Ce site a pour but de produire des connaissances fiables qui soient utiles non seulement aux étudiants mais également aux politiques, aux juristes, aux ONG et aux différents experts. Quatre années de travail ont été nécessaires à sa réalisation.
Nous avons voulu éviter le terme de « génocide » car si sa pertinence juridique ne fait aucun doute, il fait aussi l’objet de nombreuses tentatives d’instrumentalisation militantes, communautaires, activistes ; à cela s’ajoute que les chercheurs en sciences sociales ne s’entendent pas sur une définition commune ; la notion de « violence de masse » nous a donc semblé plus neutre et plus générale. Nous avons également été confrontés à la question très délicate de la « hiérarchisation des massacres » dans le cadre désormais bien connu de la concurrence victimaire des mémoires. C’est un problème d’autant plus grave que le nombre des victimes suscite souvent des controverses. Nous avons essayé de résoudre ces difficultés à travers une approche géographique de chaque cas.

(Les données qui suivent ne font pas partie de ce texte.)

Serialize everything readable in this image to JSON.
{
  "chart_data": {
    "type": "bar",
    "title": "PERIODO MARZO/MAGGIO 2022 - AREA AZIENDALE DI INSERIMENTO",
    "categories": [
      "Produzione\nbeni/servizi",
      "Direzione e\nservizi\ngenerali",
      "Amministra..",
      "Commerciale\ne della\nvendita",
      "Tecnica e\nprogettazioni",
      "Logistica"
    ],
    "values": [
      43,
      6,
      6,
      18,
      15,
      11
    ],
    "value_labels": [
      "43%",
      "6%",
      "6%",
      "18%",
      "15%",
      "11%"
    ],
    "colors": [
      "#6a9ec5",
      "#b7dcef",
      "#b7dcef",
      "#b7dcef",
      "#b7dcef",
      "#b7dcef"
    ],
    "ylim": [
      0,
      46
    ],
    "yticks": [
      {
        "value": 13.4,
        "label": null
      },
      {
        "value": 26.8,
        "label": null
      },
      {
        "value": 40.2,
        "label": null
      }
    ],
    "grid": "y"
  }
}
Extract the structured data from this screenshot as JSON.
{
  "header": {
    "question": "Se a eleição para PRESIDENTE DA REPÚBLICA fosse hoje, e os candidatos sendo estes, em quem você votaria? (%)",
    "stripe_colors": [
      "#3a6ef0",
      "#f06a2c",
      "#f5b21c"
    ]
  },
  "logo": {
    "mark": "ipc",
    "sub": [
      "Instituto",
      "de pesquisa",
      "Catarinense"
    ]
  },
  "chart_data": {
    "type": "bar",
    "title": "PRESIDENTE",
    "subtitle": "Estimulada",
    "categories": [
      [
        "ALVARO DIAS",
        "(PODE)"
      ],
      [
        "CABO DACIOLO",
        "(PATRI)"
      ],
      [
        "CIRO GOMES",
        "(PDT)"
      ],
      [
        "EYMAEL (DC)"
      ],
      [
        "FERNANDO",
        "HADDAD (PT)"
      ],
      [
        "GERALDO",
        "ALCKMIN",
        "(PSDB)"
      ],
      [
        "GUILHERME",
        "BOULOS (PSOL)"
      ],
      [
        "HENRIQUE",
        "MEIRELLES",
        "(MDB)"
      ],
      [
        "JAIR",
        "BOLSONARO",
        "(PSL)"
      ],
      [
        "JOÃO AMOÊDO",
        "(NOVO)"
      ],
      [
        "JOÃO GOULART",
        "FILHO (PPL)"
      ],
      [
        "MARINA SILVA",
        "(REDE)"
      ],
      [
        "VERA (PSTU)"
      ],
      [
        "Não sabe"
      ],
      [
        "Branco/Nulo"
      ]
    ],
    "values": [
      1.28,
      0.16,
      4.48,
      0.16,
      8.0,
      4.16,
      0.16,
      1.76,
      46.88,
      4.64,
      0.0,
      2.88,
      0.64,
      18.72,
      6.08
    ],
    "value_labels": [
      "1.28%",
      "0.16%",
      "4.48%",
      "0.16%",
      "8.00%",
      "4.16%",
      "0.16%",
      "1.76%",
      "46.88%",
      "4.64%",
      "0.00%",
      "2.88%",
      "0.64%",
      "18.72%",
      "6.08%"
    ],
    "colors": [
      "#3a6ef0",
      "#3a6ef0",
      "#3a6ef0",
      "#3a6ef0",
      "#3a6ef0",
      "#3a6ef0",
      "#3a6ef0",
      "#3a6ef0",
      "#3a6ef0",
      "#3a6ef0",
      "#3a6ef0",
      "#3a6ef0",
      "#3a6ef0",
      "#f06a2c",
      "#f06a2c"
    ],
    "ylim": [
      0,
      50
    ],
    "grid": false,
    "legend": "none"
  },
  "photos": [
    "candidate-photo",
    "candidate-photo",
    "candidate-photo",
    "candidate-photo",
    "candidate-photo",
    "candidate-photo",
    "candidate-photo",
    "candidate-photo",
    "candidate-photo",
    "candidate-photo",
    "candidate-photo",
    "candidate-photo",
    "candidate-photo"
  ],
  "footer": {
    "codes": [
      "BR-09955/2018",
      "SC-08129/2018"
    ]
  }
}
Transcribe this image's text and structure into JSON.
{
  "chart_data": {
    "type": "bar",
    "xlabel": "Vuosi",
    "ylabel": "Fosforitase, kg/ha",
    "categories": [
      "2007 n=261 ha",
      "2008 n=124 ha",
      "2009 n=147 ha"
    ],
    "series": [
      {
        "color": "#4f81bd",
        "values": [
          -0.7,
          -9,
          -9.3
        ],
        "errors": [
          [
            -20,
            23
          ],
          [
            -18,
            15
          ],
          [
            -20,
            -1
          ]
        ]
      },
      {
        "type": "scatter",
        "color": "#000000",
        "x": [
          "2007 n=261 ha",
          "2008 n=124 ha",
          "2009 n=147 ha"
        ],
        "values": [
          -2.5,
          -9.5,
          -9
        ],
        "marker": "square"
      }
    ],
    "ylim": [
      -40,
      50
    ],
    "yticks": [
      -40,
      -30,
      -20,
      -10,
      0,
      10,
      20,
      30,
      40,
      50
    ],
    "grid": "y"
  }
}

Le comité de pilotage de ce projet ne s’est jamais interrogé sur l’incidence des lois mémorielles sur la recherche. S’il n’est évidemment pas question de nier la Shoah ou le génocide des Arméniens, il n’est pas exclu qu’à l’avenir des débats aient lieu à partir de nouvelles expériences historiques mais notre projet n’a pas pour but de dire ce qu’il faut ou faudra penser : il vise à favoriser le débat autour de tous les travaux scientifiques. Au fond, nous voulons remplir un « service public universel » auprès du plus grand nombre.
Enfin, ce projet met en jeu la notion de « mémoire » puisqu’il est fondé sur le souvenir des morts. Loin de juger pour condamner, il s’agit avant tout pour nous de comprendre afin d’œuvrer à la pacification des mémoires. Michel de Certeau n’écrivait-il pas : « L’écriture historique vise à calmer les morts qui hantent le présent et à leur offrir des tombeaux scripturaires » ?
M. Olivier Cazanave : Les lois formulant une vérité d’État officielle contre laquelle il est impossible d’aller, le risque d’autocensure est grand pour les historiens et les éditeurs, sauf à verser dans la pensée unique obligatoire. La sagesse voudrait pourtant que la mémoire fasse l’objet de débats ouverts et contradictoires. La liberté d’expression et la mémoire se nourrissent l’une l’autre !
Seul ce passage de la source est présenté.